Limitations of this study include the small nonwhite sample. In addition, this study used self-report measures to assess binge eating and eating self-efficacy; the use of these measures may increase the risk of recall bias, social desirability bias, and errors in self-observation. Strengths of the study include the use of well-established questionnaires that have been validated among nonwhite samples (Dutton et al., 2004; Kelly et al., 2012).
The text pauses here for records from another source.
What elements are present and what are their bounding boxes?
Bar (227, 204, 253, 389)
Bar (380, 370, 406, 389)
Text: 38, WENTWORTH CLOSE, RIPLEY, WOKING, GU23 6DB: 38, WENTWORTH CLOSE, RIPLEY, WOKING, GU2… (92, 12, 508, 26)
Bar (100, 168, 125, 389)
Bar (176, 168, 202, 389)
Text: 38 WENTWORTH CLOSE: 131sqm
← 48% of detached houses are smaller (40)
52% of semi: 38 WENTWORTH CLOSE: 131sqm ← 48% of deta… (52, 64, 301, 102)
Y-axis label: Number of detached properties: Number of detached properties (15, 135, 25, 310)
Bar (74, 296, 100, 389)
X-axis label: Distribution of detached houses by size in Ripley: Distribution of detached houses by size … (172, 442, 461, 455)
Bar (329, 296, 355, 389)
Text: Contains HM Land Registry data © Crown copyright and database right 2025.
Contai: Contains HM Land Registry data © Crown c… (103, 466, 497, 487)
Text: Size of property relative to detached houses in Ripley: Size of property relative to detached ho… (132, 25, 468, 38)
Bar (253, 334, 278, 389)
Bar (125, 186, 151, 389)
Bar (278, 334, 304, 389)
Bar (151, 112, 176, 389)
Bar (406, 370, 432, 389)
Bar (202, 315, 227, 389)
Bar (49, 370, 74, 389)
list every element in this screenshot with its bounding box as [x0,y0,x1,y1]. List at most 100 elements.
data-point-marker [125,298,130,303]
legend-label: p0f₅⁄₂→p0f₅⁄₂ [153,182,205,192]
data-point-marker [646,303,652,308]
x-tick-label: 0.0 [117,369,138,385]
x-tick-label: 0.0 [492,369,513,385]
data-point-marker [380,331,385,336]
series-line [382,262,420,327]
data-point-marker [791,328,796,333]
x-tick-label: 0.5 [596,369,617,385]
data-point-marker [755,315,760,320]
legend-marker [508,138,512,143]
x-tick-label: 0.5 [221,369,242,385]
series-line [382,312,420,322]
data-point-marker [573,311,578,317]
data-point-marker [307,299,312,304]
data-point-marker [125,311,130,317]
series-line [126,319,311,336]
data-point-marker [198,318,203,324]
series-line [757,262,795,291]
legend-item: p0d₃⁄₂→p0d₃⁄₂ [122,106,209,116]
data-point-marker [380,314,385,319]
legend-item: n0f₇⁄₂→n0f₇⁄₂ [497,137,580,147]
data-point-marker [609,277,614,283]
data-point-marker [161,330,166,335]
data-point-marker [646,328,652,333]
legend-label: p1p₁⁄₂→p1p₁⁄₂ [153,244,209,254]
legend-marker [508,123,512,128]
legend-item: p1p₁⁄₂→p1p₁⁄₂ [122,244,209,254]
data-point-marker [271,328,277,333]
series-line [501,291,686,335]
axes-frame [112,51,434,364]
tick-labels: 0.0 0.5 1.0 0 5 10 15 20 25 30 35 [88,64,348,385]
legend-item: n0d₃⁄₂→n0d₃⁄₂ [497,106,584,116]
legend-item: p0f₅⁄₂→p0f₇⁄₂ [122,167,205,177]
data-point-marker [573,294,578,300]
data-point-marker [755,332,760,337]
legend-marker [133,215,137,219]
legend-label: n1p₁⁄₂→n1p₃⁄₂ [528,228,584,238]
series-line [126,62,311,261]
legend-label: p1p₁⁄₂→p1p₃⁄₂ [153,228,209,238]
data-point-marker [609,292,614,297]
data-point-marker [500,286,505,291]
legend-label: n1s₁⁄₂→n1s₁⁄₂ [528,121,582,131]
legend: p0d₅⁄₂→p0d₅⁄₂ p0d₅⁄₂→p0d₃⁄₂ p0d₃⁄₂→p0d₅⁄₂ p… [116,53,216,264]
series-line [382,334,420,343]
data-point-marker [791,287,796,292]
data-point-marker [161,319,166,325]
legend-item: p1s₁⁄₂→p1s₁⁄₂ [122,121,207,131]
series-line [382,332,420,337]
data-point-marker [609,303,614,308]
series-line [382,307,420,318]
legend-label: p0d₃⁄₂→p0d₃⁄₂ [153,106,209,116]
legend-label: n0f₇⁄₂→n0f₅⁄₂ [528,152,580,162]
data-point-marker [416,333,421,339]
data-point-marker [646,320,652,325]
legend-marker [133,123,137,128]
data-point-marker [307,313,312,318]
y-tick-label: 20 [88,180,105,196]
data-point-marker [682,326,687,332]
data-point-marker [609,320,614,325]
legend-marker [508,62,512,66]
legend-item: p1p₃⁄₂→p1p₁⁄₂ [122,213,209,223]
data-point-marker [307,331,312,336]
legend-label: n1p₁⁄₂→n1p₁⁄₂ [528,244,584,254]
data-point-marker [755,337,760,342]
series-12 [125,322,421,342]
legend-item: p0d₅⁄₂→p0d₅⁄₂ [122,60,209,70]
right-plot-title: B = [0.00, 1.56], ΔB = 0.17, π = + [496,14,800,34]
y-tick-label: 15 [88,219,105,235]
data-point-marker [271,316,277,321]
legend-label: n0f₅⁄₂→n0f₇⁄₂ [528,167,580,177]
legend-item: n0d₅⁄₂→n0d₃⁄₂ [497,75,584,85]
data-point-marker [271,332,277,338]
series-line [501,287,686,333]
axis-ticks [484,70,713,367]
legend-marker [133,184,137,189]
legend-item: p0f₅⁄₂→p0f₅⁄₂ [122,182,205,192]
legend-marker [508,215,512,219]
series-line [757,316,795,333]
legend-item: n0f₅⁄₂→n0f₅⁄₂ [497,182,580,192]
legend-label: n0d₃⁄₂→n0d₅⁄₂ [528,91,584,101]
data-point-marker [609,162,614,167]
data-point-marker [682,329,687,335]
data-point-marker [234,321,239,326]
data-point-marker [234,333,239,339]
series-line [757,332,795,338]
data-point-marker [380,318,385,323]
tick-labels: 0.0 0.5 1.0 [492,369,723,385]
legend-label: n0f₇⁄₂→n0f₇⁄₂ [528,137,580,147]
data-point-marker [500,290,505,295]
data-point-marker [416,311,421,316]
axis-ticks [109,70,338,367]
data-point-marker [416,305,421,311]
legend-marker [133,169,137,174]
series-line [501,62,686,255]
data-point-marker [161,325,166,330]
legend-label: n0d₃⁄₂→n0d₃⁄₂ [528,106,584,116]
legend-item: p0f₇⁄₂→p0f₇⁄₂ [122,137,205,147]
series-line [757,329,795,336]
In conclusion, the results of this study reveal higher baseline levels of self-efficacy among nonwhite participants or those with less years of education in our sample to resist eating in various circumstances and while experiencing various emotional states. However, among nonwhite participants, these baseline levels of self-efficacy were not maintained throughout the intervention. Self-efficacy was associated with percent weight change, and among white participants, self-efficacy increased over time (zero to 12 months). Overall, white participants achieved a larger percent weight change than nonwhite participants by the end of the 12-month intervention. Future research should examine associations between self-efficacy and weight change in a more diverse sample of weight loss participants. Moreover, investigations on the dynamics affecting the development of self-efficacy are warranted and may provide valuable information to aid in the tailoring of weight management interventions to racial and ethnic minorities and those of low SES.